First, a part of the first optical fiber 1 (front side in the figure) in the longitudinal direction is gripped by the fiber gripping mechanism 51 of the fiber position adjustment device 5, and the first optical fiber 1 is gripped by the return loss measuring device 4. Light with a wavelength of 1.3 μm is input from the rear end of the optical fiber 1. The light incident on the optical fiber 1 propagates through the optical fiber 1 and then exits from the tip of the optical fiber 1.

The light emitted from the optical fiber 1 reaches a reflection plate 3 installed in front of the optical fiber and perpendicular to the axis of the optical fiber, and is reflected there. The light reflected by the reflector 3 is guided back to the optical fiber 1 from its tip as return light. After propagating through the optical fiber 1, this return light returns to the return attenuation measuring device 4, and the amount of the returned light is measured by the return attenuation measuring device 4.

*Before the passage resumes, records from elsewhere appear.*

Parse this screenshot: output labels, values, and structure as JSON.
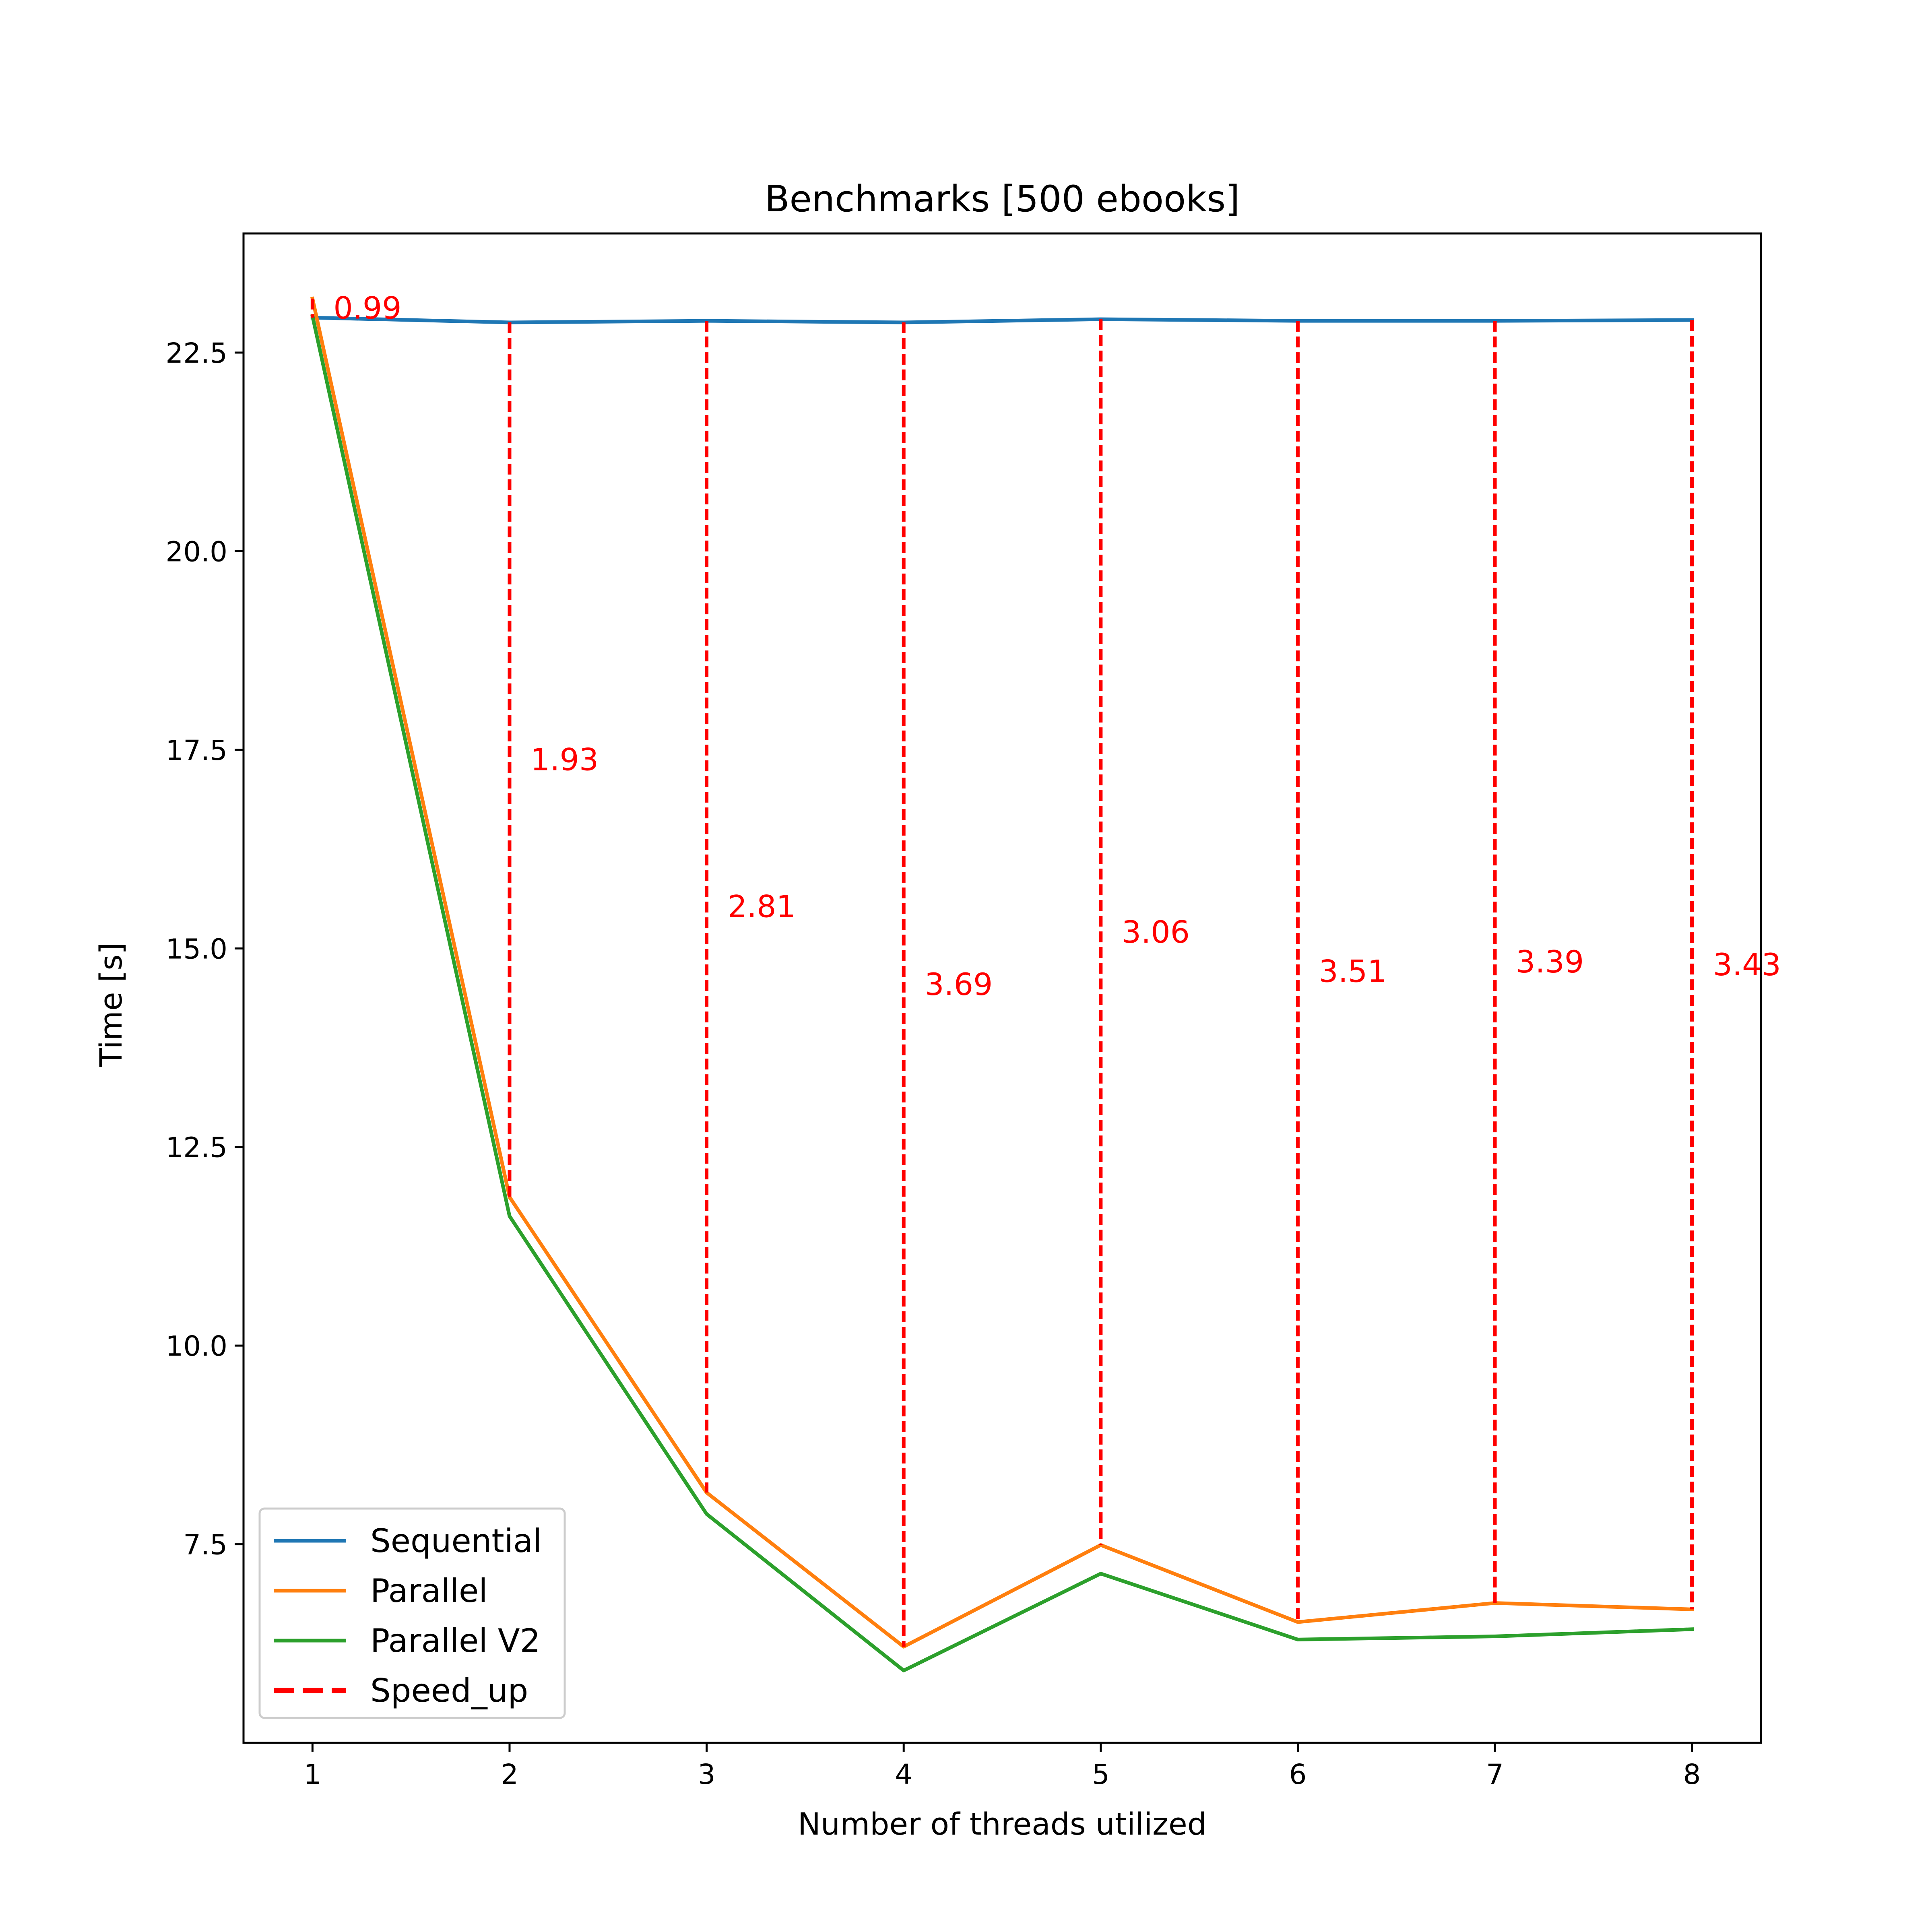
{
  "chart_data": {
    "type": "line",
    "title": "Benchmarks [500 ebooks]",
    "xlabel": "Number of threads utilized",
    "ylabel": "Time [s]",
    "x": [
      1,
      2,
      3,
      4,
      5,
      6,
      7,
      8
    ],
    "xlim": [
      0.65,
      8.35
    ],
    "ylim": [
      5.0,
      24.0
    ],
    "x_ticks": [
      1,
      2,
      3,
      4,
      5,
      6,
      7,
      8
    ],
    "x_tick_labels": [
      "1",
      "2",
      "3",
      "4",
      "5",
      "6",
      "7",
      "8"
    ],
    "y_ticks": [
      7.5,
      10.0,
      12.5,
      15.0,
      17.5,
      20.0,
      22.5
    ],
    "y_tick_labels": [
      "7.5",
      "10.0",
      "12.5",
      "15.0",
      "17.5",
      "20.0",
      "22.5"
    ],
    "grid": false,
    "legend_position": "lower-left",
    "series": [
      {
        "name": "Sequential",
        "color": "#1f77b4",
        "values": [
          22.94,
          22.88,
          22.9,
          22.88,
          22.92,
          22.9,
          22.9,
          22.91
        ]
      },
      {
        "name": "Parallel",
        "color": "#ff7f0e",
        "values": [
          23.18,
          11.87,
          8.15,
          6.21,
          7.49,
          6.52,
          6.76,
          6.68
        ]
      },
      {
        "name": "Parallel V2",
        "color": "#2ca02c",
        "values": [
          22.96,
          11.63,
          7.88,
          5.91,
          7.13,
          6.3,
          6.34,
          6.43
        ]
      }
    ],
    "speedup": {
      "name": "Speed_up",
      "color": "#ff0000",
      "values": [
        0.99,
        1.93,
        2.81,
        3.69,
        3.06,
        3.51,
        3.39,
        3.43
      ],
      "labels": [
        "0.99",
        "1.93",
        "2.81",
        "3.69",
        "3.06",
        "3.51",
        "3.39",
        "3.43"
      ]
    }
  }
}
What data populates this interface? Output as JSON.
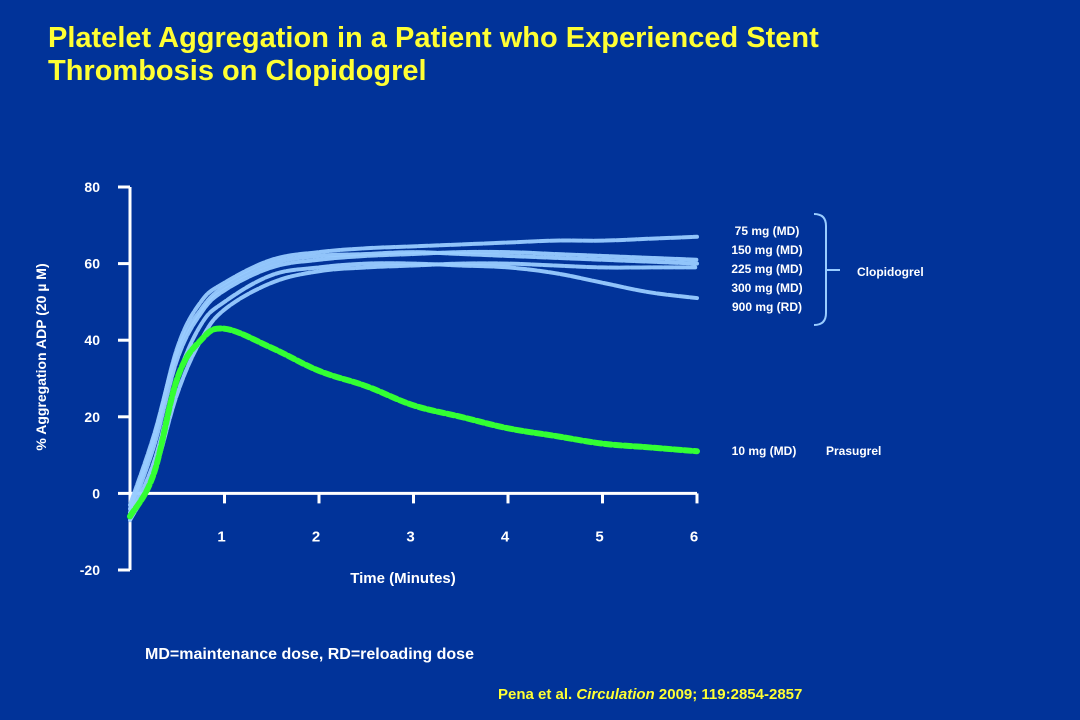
{
  "title": {
    "line1": "Platelet Aggregation in a Patient who Experienced Stent",
    "line2": "Thrombosis on Clopidogrel"
  },
  "chart_data": {
    "type": "line",
    "xlabel": "Time (Minutes)",
    "ylabel": "% Aggregation ADP (20 µ M)",
    "xlim": [
      0,
      6
    ],
    "ylim": [
      -20,
      80
    ],
    "x_ticks": [
      "1",
      "2",
      "3",
      "4",
      "5",
      "6"
    ],
    "y_ticks": [
      "80",
      "60",
      "40",
      "20",
      "0",
      "-20"
    ],
    "x": [
      0,
      0.25,
      0.5,
      0.75,
      1,
      1.5,
      2,
      2.5,
      3,
      3.5,
      4,
      4.5,
      5,
      5.5,
      6
    ],
    "series": [
      {
        "name": "75 mg (MD)",
        "group": "Clopidogrel",
        "values": [
          -4,
          14,
          38,
          50,
          55,
          61,
          63,
          64,
          64.5,
          65,
          65.5,
          66,
          66,
          66.5,
          67
        ]
      },
      {
        "name": "150 mg (MD)",
        "group": "Clopidogrel",
        "values": [
          -5,
          12,
          35,
          47,
          53,
          59,
          61,
          62,
          62.5,
          63,
          63,
          62.5,
          62,
          61.5,
          61
        ]
      },
      {
        "name": "225 mg (MD)",
        "group": "Clopidogrel",
        "values": [
          -3,
          15,
          37,
          48,
          54,
          60,
          62,
          62.5,
          63,
          62.5,
          62,
          61.5,
          61,
          60.5,
          60
        ]
      },
      {
        "name": "300 mg (MD)",
        "group": "Clopidogrel",
        "values": [
          -6,
          8,
          30,
          44,
          50,
          57,
          59,
          60,
          60,
          59.5,
          59,
          57.5,
          55,
          52.5,
          51
        ]
      },
      {
        "name": "900 mg (RD)",
        "group": "Clopidogrel",
        "values": [
          -7,
          5,
          26,
          40,
          48,
          55,
          58,
          59,
          59.5,
          60,
          60,
          59.5,
          59,
          59,
          59
        ]
      },
      {
        "name": "10 mg (MD)",
        "group": "Prasugrel",
        "values": [
          -6,
          5,
          30,
          40,
          43,
          38,
          32,
          28,
          23,
          20,
          17,
          15,
          13,
          12,
          11
        ]
      }
    ],
    "colors": {
      "clopidogrel": "#99CCFF",
      "prasugrel": "#33FF33",
      "axis": "#FFFFFF",
      "bracket": "#99CCFF"
    },
    "group_labels": {
      "clopidogrel": "Clopidogrel",
      "prasugrel": "Prasugrel"
    }
  },
  "footnote": "MD=maintenance dose, RD=reloading dose",
  "citation": {
    "authors": "Pena et al. ",
    "journal": "Circulation",
    "details": " 2009; 119:2854-2857"
  }
}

Since the position where the amount of reflected return light is maximum becomes the focal point, the XY table 52 of the fiber position adjustment device 5
The fiber gripping mechanism 51 is moved slightly in the X direction, that is, in the axial direction, to align the optical fiber 1 to the position where the return light is maximum, and the optical fiber 1 is temporarily fixed to the alignment substrate 2 using epoxy resin. .

Thereafter, the remaining optical fibers 1 are successively aligned in the same manner. After aligning all five optical fibers 1, they are permanently fixed with epoxy resin. The output deviation of the optical fiber array aligned in this manner was within 1%.

As explained above, according to this embodiment,
A constant amount of optical fiber array output can be obtained without being affected by variations in the radius of curvature R of the optical fibers 1 and variations in tip alignment.

[0021]

[Effects of the Invention] As explained above, according to the present invention,
Even if optical fibers with manufacturing deviations in bending radius R, etc. are used, there is an advantage that an optical fiber array with extremely small output deviations can be manufactured.

[Brief explanation of drawings]

FIG. 1 is an explanatory diagram of an optical fiber array alignment method according to the present invention.

[Explanation of symbols]

1...Optical fiber 2... Alignment substrate 21...V groove 3...Reflector 31...Reflective surface 4...Return loss measuring device 5...Fiber position adjustment device

Claims (1)

[Claims] Claim 1: In an optical fiber array alignment method in which a plurality of optical fibers whose tips are processed into hemispherical shapes are aligned on an alignment substrate, light emitted from the tips of the optical fibers is reflected when the light is placed opposite the tips of the optical fibers. A method for aligning an optical fiber array, which is characterized by measuring return light reflected from a plate and aligning at a position where the return light is maximum.